We compute feature importances using our xgb1 model next to see which variables are more useful for predicting ETA. This was useful in identifying that weather variables were detrimental to performance. This lead to us ultimately omitting weather variables and certain time components. The lower the values, the less useful the variables.

In [36]:
pd.DataFrame({'Variable':X_train.columns,
              'Importance':xgb1.feature_importances_}).sort_values('Importance', ascending=False)

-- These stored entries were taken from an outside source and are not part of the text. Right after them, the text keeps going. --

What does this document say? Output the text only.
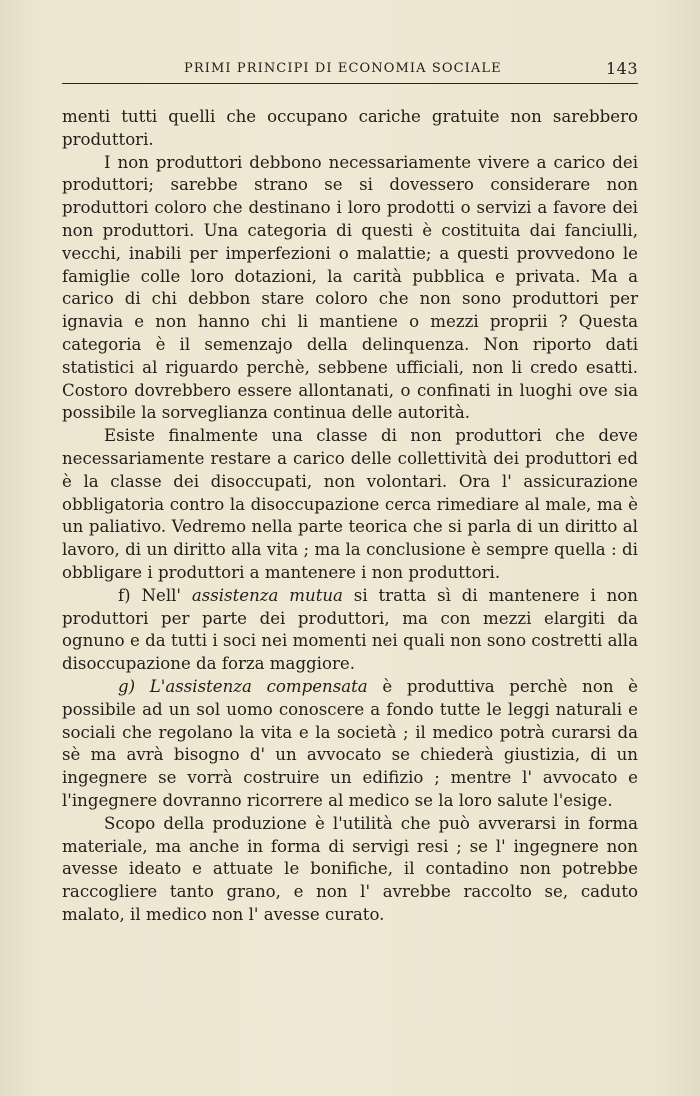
PRIMI PRINCIPI DI ECONOMIA SOCIALE	143

menti tutti quelli che occupano cariche gratuite non sarebbero produttori.

I non produttori debbono necessariamente vivere a carico dei produttori; sarebbe strano se si dovessero considerare non produttori coloro che destinano i loro prodotti o servizi a favore dei non produttori. Una categoria di questi è costituita dai fanciulli, vecchi, inabili per imperfezioni o malattie; a questi provvedono le famiglie colle loro dotazioni, la carità pubblica e privata. Ma a carico di chi debbon stare coloro che non sono produttori per ignavia e non hanno chi li mantiene o mezzi proprii ? Questa categoria è il semenzajo della delinquenza. Non riporto dati statistici al riguardo perchè, sebbene ufficiali, non li credo esatti. Costoro dovrebbero essere allontanati, o confinati in luoghi ove sia possibile la sorveglianza continua delle autorità.

Esiste finalmente una classe di non produttori che deve necessariamente restare a carico delle collettività dei produttori ed è la classe dei disoccupati, non volontari. Ora l' assicurazione obbligatoria contro la disoccupazione cerca rimediare al male, ma è un paliativo. Vedremo nella parte teorica che si parla di un diritto al lavoro, di un diritto alla vita ; ma la conclusione è sempre quella : di obbligare i produttori a mantenere i non produttori.

f) Nell' assistenza mutua si tratta sì di mantenere i non produttori per parte dei produttori, ma con mezzi elargiti da ognuno e da tutti i soci nei momenti nei quali non sono costretti alla disoccupazione da forza maggiore.

g) L'assistenza compensata è produttiva perchè non è possibile ad un sol uomo conoscere a fondo tutte le leggi naturali e sociali che regolano la vita e la società ; il medico potrà curarsi da sè ma avrà bisogno d' un avvocato se chiederà giustizia, di un ingegnere se vorrà costruire un edifizio ; mentre l' avvocato e l'ingegnere dovranno ricorrere al medico se la loro salute l'esige.

Scopo della produzione è l'utilità che può avverarsi in forma materiale, ma anche in forma di servigi resi ; se l' ingegnere non avesse ideato e attuate le bonifiche, il contadino non potrebbe raccogliere tanto grano, e non l' avrebbe raccolto se, caduto malato, il medico non l' avesse curato.
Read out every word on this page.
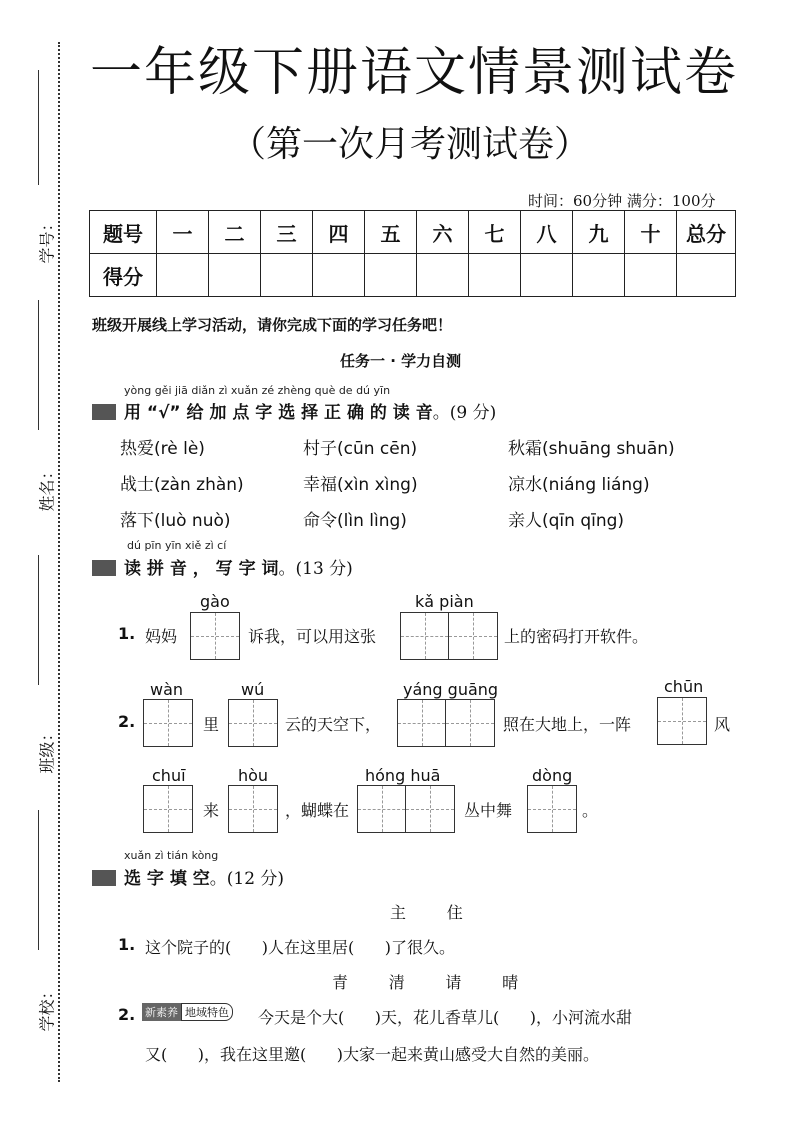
学号：
姓名：
班级：
学校：
一年级下册语文情景测试卷
（第一次月考测试卷）
时间：60分钟 满分：100分
题号	一	二	三	四	五	六	七	八	九	十	总分
得分											
班级开展线上学习活动，请你完成下面的学习任务吧！
任务一 · 学力自测
yòng gěi jiā diǎn zì xuǎn zé zhèng què de dú yīn
用 “√” 给 加 点 字 选 择 正 确 的 读 音。(9 分)
热爱(rè lè)	村子(cūn cēn)	秋霜(shuāng shuān)
战士(zàn zhàn)	幸福(xìn xìng)	凉水(niáng liáng)
落下(luò nuò)	命令(lìn lìng)	亲人(qīn qīng)
dú pīn yīn xiě zì cí
读 拼 音 ， 写 字 词。(13 分)
1. 妈妈
gào
诉我，可以用这张
kǎ piàn
上的密码打开软件。
2.
wàn
里
wú
云的天空下，
yáng guāng
照在大地上，一阵
chūn
风
chuī
来
hòu
，蝴蝶在
hóng huā
丛中舞
dòng
。
xuǎn zì tián kòng
选 字 填 空。(12 分)
主        住
1. 这个院子的(      )人在这里居(      )了很久。
青        清        请        晴
2. 新素养 地域特色 今天是个大(      )天，花儿香草儿(      )，小河流水甜
又(      )，我在这里邀(      )大家一起来黄山感受大自然的美丽。
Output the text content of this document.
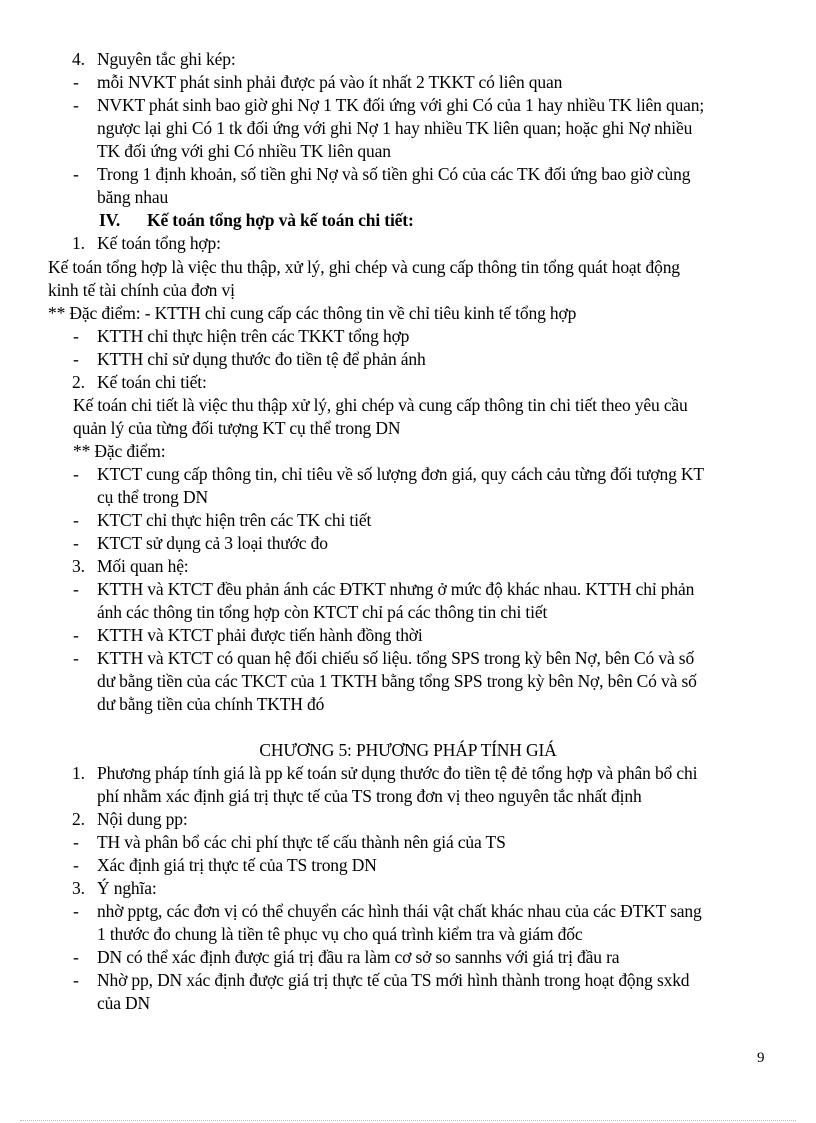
4. Nguyên tắc ghi kép:
- mỗi NVKT phát sinh phải được pá vào ít nhất 2 TKKT có liên quan
- NVKT phát sinh bao giờ ghi Nợ 1 TK đối ứng với ghi Có của 1 hay nhiều TK liên quan;
ngược lại ghi Có 1 tk đối ứng với ghi Nợ 1 hay nhiều TK liên quan; hoặc ghi Nợ nhiều
TK đối ứng với ghi Có nhiều TK liên quan
- Trong 1 định khoản, số tiền ghi Nợ và số tiền ghi Có của các TK đối ứng bao giờ cùng
băng nhau
IV. Kế toán tổng hợp và kế toán chi tiết:
1. Kế toán tổng hợp:
Kế toán tổng hợp là việc thu thập, xử lý, ghi chép và cung cấp thông tin tổng quát hoạt động
kinh tế tài chính của đơn vị
** Đặc điểm: - KTTH chỉ cung cấp các thông tin về chỉ tiêu kinh tế tổng hợp
- KTTH chỉ thực hiện trên các TKKT tổng hợp
- KTTH chỉ sử dụng thước đo tiền tệ để phản ánh
2. Kế toán chi tiết:
Kế toán chi tiết là việc thu thập xử lý, ghi chép và cung cấp thông tin chi tiết theo yêu cầu
quản lý của từng đối tượng KT cụ thể trong DN
** Đặc điểm:
- KTCT cung cấp thông tin, chỉ tiêu về số lượng đơn giá, quy cách cảu từng đối tượng KT
cụ thể trong DN
- KTCT chỉ thực hiện trên các TK chi tiết
- KTCT sử dụng cả 3 loại thước đo
3. Mối quan hệ:
- KTTH và KTCT đều phản ánh các ĐTKT nhưng ở mức độ khác nhau. KTTH chỉ phản
ánh các thông tin tổng hợp còn KTCT chỉ pá các thông tin chi tiết
- KTTH và KTCT phải được tiến hành đồng thời
- KTTH và KTCT có quan hệ đối chiếu số liệu. tổng SPS trong kỳ bên Nợ, bên Có và số
dư bằng tiền của các TKCT của 1 TKTH bằng tổng SPS trong kỳ bên Nợ, bên Có và số
dư bằng tiền của chính TKTH đó
CHƯƠNG 5: PHƯƠNG PHÁP TÍNH GIÁ
1. Phương pháp tính giá là pp kế toán sử dụng thước đo tiền tệ đẻ tổng hợp và phân bổ chi
phí nhằm xác định giá trị thực tế của TS trong đơn vị theo nguyên tắc nhất định
2. Nội dung pp:
- TH và phân bổ các chi phí thực tế cấu thành nên giá của TS
- Xác định giá trị thực tế của TS trong DN
3. Ý nghĩa:
- nhờ pptg, các đơn vị có thể chuyển các hình thái vật chất khác nhau của các ĐTKT sang
1 thước đo chung là tiền tê phục vụ cho quá trình kiểm tra và giám đốc
- DN có thể xác định được giá trị đầu ra làm cơ sở so sannhs với giá trị đầu ra
- Nhờ pp, DN xác định được giá trị thực tế của TS mới hình thành trong hoạt động sxkd
của DN
9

Unnamed: 0,Variable,Importance
4,Trip_distance,0.717411
3,Destination_lon,0.100044
1,Origin_lon,0.062338
2,Destination_lat,0.046074
0,Origin_lat,0.036616
6,Hour_in_Day,0.025214
5,Day_in_week,0.012304


### CatBoost
We create our CatBoost Regression model structure next. This model structure was the most effective overall.

In [45]:
cb1 = CatBoostRegressor(
    loss_function='RMSE',
    iterations=7000,
    grow_policy='Lossguide',
    bootstrap_type='Bayesian',
    max_leaves=120,
    task_type='CPU'
)

Next we fit our training data on our model. We didn't use any measures to prevent overfitting because our model was most accurate by completing all the iterations.

In [46]:
cb1.fit(
    X_train, y_train,
    eval_set=(X_val, y_val),
    verbose=200
)

Learning rate set to 0.031071
0:	learn: 550.2847104	test: 537.1941735	best: 537.1941735 (0)	total: 84.6ms	remaining: 9m 52s
200:	learn: 175.3634796	test: 181.0933405	best: 181.0933405 (200)	total: 11.4s	remaining: 6m 24s
400:	learn: 157.2134543	test: 168.7192825	best: 168.7192825 (400)	total: 22.3s	remaining: 6m 7s
600:	learn: 146.5637327	test: 162.3385801	best: 162.3385801 (600)	total: 33.4s	remaining: 5m 56s
800:	learn: 139.5812420	test: 158.9032908	best: 158.9032908 (800)	total: 44.4s	remaining: 5m 43s
1000:	learn: 133.9608654	test: 156.5615393	best: 156.5615393 (1000)	total: 55.4s	remaining: 5m 31s
1200:	learn: 129.4984824	test: 155.0104922	best: 155.0053389 (1198)	total: 1m 5s	remaining: 5m 18s
1400:	learn: 125.5763762	test: 153.7655379	best: 153.7655379 (1400)	total: 1m 15s	remaining: 5m
1600:	learn: 122.2885239	test: 152.7685718	best: 152.7685718 (1600)	total: 1m 24s	remaining: 4m 45s
1800:	learn: 119.5511852	test: 151.9945630	best: 151.9945630 (1800)	total: 1m 32s	remaining: 4m

<catboost.core.CatBoostRegressor at 0x258ebf6efc8>

We can see our best validation accuracy is RMSE = 146. This is the final model that got our team 4th place. We got this result less than an hour before the deadline so it's fair to assume that there's room for at least a little improvement.